Antoine is the international editor of Pharma Marketletter, and a total anorak on anything related to the healthcare industry and public health. He has been studying bird flu for about a year now, doing daily research into its spread and tracking the indicators that scientists and market traders are watching. So it’s good that he’s going to start making all that practical insight accessible and searchable to the rest of us, with his avian flu blog. I feel particularly glad for that now, having read some of his posts about bird flu, which contain information I’m sure he’s told me hundreds of times, but which I couldn’t really get a grip on until I’d read on the page. Such as:

Chickens and eggs are the two most likely sources of human infection. If both are cooked before you come near them there is no reason to worry (at least I’m pretty sure, and I would trust that myself). However, if like me you like to buy free range eggs by opening the box and checking the contents for cracks then I reckon that’s going to be suicidal if local chickens are infected and somehow the eggs got into the stores. For environmental sceptics there is the joy of knowing that battery hens are safe in their crowded and inhumane pens, their eggs will be the last to be infected. Better still, for party-poopers, the only “organic chickens” left in the UK will probably be pumped full of vaccines and antibiotics to keep them from catching H5N1 from a passing protected wildfowl.

Antoine also passes on evidence that Michael Fumento is an ignorant tool, but then we already knew that.

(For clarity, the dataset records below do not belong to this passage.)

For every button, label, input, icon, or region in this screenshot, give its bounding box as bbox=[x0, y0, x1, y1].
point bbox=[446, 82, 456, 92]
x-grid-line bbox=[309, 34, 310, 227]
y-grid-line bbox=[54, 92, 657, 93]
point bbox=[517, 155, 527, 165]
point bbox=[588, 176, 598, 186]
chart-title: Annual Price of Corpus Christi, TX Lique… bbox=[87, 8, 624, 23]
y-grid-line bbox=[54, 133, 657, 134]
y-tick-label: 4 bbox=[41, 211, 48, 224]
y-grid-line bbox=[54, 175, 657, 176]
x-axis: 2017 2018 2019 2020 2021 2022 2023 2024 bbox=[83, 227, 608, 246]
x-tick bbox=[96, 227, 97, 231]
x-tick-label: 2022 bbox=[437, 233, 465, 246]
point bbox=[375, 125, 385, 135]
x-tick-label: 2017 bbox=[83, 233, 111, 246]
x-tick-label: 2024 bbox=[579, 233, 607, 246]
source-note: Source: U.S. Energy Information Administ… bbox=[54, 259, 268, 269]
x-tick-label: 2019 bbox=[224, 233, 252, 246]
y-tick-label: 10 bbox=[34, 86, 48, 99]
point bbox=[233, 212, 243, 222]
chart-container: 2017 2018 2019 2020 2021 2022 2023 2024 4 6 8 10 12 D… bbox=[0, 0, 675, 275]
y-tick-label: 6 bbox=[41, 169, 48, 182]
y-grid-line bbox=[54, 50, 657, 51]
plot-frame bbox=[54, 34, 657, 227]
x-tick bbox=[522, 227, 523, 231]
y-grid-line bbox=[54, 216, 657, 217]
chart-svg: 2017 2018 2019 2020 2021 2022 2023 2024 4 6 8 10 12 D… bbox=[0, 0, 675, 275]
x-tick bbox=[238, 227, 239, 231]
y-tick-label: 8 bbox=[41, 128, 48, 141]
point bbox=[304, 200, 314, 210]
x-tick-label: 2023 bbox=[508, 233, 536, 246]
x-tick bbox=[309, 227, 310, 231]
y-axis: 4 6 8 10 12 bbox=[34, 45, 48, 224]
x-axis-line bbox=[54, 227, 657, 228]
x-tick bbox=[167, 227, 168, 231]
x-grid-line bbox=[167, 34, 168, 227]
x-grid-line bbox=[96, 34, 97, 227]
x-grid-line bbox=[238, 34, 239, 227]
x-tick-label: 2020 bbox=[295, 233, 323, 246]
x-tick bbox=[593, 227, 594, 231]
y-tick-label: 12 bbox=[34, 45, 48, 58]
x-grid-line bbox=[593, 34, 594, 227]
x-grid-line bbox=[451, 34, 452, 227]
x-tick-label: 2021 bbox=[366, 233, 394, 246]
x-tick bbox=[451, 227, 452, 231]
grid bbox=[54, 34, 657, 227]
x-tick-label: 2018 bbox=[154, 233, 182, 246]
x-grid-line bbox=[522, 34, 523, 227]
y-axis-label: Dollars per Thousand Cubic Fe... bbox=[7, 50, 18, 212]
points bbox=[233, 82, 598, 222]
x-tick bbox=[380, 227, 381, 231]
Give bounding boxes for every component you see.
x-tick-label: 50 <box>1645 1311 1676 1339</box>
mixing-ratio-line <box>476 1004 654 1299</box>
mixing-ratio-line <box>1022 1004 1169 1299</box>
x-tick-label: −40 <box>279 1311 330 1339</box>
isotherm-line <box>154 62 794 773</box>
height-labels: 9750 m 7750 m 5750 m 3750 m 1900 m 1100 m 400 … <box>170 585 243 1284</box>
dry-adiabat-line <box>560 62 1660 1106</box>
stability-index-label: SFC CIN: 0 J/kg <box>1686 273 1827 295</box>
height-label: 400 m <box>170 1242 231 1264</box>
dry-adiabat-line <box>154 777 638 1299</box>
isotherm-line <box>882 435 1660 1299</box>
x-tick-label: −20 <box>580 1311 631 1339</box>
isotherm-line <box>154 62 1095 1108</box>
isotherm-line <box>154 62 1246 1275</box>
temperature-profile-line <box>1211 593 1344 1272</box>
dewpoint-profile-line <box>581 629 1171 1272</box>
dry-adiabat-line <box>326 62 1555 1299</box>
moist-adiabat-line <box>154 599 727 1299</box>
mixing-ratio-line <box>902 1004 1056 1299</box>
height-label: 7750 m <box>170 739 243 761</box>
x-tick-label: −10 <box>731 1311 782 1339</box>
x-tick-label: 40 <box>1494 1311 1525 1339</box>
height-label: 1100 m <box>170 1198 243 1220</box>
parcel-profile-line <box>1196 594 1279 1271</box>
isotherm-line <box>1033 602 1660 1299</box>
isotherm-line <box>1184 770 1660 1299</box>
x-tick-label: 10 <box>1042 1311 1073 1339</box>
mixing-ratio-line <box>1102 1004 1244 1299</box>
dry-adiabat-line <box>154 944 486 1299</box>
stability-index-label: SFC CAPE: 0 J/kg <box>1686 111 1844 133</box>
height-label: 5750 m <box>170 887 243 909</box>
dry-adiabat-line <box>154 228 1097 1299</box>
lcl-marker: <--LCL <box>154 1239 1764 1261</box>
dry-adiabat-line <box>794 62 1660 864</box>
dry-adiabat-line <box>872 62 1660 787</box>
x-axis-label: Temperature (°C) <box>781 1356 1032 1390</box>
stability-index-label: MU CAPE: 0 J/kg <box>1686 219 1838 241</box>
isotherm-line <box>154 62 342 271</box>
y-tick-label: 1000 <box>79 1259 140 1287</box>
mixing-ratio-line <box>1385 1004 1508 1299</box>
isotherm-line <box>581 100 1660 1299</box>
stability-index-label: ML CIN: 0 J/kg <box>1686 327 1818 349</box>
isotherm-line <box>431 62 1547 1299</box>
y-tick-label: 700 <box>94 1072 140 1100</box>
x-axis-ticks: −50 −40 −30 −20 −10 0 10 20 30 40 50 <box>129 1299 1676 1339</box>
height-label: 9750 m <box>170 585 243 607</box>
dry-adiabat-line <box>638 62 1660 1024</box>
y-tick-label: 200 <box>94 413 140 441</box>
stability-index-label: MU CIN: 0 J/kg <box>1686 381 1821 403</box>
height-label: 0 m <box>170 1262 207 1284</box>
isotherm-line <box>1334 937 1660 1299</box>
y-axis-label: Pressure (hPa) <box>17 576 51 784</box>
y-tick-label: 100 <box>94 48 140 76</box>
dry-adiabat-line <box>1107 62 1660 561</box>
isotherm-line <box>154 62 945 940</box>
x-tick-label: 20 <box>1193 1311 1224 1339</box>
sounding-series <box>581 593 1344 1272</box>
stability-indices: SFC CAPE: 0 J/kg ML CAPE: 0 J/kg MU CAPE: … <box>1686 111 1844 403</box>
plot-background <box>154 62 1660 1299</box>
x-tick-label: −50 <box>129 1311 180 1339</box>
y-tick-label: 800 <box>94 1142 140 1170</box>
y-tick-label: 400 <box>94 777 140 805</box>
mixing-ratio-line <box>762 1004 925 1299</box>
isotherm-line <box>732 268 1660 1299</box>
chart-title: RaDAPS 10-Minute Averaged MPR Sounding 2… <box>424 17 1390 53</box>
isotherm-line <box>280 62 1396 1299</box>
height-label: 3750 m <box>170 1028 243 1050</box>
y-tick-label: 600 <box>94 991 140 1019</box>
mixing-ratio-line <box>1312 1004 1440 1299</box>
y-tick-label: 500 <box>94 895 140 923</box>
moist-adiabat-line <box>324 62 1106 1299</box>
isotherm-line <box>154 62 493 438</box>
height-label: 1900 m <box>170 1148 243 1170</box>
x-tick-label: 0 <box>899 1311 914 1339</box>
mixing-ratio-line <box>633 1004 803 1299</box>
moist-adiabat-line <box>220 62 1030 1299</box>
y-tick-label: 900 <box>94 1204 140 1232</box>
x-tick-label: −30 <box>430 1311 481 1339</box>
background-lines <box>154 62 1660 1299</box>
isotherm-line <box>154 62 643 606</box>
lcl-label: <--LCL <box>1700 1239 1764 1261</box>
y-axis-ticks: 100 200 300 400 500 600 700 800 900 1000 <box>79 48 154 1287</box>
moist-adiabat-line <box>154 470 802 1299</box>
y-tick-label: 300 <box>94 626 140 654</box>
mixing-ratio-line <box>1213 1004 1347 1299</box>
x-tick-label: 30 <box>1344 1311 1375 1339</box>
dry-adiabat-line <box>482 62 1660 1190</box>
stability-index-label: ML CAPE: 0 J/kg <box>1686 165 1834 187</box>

2 Responses to “Bird flu blog”

  1. There probably is a greater risk of bird ‘flu infecting humans in the UK that out here in Australia. Here the most likely cause of infection will be from someone arriving by plane who’s been in contact with H5N1.
    Any infected waterfowl are likely to have died before they arrive here.
    We run a small free range egg farm and there is no way it would be possible for us to lock up our hens. If that ever became a requirement we would have no option but to kill the lost.
    Check out our website at http://www.freeranger.com.au and our blog at http://freerangereggs.blogspot.com

  2. You know the thing I don’t get about these “outbreaks” is how big a deal they are one year and then a few years later they are back page stuff. Like ebola or e-coli or sars (I may be off, technically on some) but they all seem to be huge impending scares that never really materialize.

    The only that seemed to was AIDS.